Association formation in the narrow sense is plausibly thought to be realized by changes in synaptic conductance. When understood in the broad sense, however, the possible dependence on changes in synaptic conductances is less clear because it is not clear how synaptic changes might encode the nature and parameters of the different relations that might be learned. If we are to understand associations in this broad sense while maintaining the hypothesis that identifies associations with changes in synaptic conductances, we need to understand how synaptic conductances can encode quantities and relations, for example, the temporal distance between X and Y.

The distinction between the narrow and broad senses of association is important because accumulating experimental evidence has made it clear that time is not only a crucial dimension of the experiences that produce simple temporally conditioned behavior; rather, time is encoded in the ’association’. Simple learned responses, such as the conditioned eye blink and freezing in response to anticipated shock, which play a fundamental part in research on the neurobiological foundations of learning, are mediated by mechanisms that parametrically represent the temporal relation between the predicting event and the predicted event [5-7]. The rabbit not only blinks, it blinks at the right time [8,9]; the rat does not simply become fearful in anticipation of shock, it becomes most fearful around the time at which shock is expected [10,11]. The physical changes in the brain wrought by the conditioning experience of the animal encode the temporal parameters of the experienced relation. They form a temporal map [12].

For millennia, association formation in the narrow, non-representational sense has been thought to depend on close temporal contiguity [4,13-15]. Research with Pavlovian paradigms, such as eye-blink and fear-conditioning paradigms, which are thought to reveal the basic principles of association formation, has raised two formidable challenges to this hypothesis. First, the results from inhibitory conditioning and cue competition protocols show that temporal pairing is neither necessary nor sufficient for association formation in the broad sense (Box 1). Second, it has proved impossible to define empirically what constitutes close temporal contiguity [16,17] (Box 2).

Box 1. Temporal pairing is neither necessary nor sufficient in associative conditioning.

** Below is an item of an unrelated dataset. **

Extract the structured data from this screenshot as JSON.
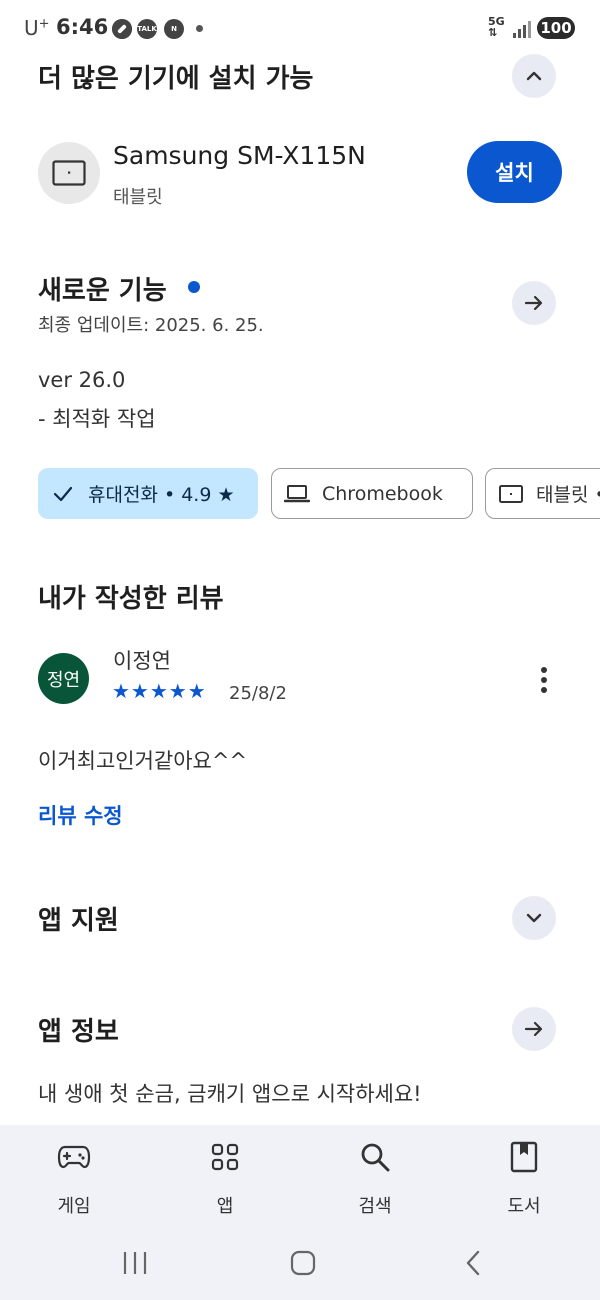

Figure I schematizes the protocols for classic experiments in the associative learning literature. The results obtained using the inhibitory protocol show that the temporal contiguity of the CS and US is not necessary for the development of a CR to a CS. The results obtained with the cue competition protocols (the failure of a conditioned response to develop to a CS repeatedly paired with the US) show that the temporal contiguity of CS and US is not sufficient.

Figure I.

Learning protocols and the behavioral results they produce (a CR to the CS, or not). Basic : the US occurs only during the CS but at unpredictable times within it: leads to a CR. Delay: the US occurs only at the termination of a CS of fixed duration, I_CS: leads to a CR. Inhibitory: the US occurs only when CS is absent (ergo, CS never paired with US): leads to a CR (such as CS avoidance if the US is appetitive or CS approach if the US is aversive). The remaining protocols are cue-competition protocols. Truly random: the times of US occurrence are completely independent; hence, they sometimes occur during CS ’by coincidence’: a CR to the CS does not develop but a strong CR does develop to the experimental chamber (the spatial context), which is a competing cue. Blocking: trained during Phase 1 with CS₁ and then during Phase 2 with CS₂ and CS₁, presented ’in compound’ (together): a CR to CS₂ does not develop. Overshadowing: CS₁ and CS₂ presented in compound from the outset; a CR develops to one or the other CS but not both (Box 4). Relative validity: (1) CS₂ is always presented in compound; half the time it is compounded with CS₁ and half the time with CS₃. The US occurs only when it is compounded with CS₁. A CR develops only to CS₁, despite fact that US is paired with CS₂ on half of all CS₂ occurrences. (2) Same as in RV–1 except that now pairing of US with CS₂ occurs on the half of the trials when it appears in compound with CS₁ and half the trials when it appears in compound with CS₃. CR develops only to CS₂, despite fact that the US is paired with the other two CSs just as frequently (on half of all their occurrences) and with CS₂ no more frequently than in RV–1.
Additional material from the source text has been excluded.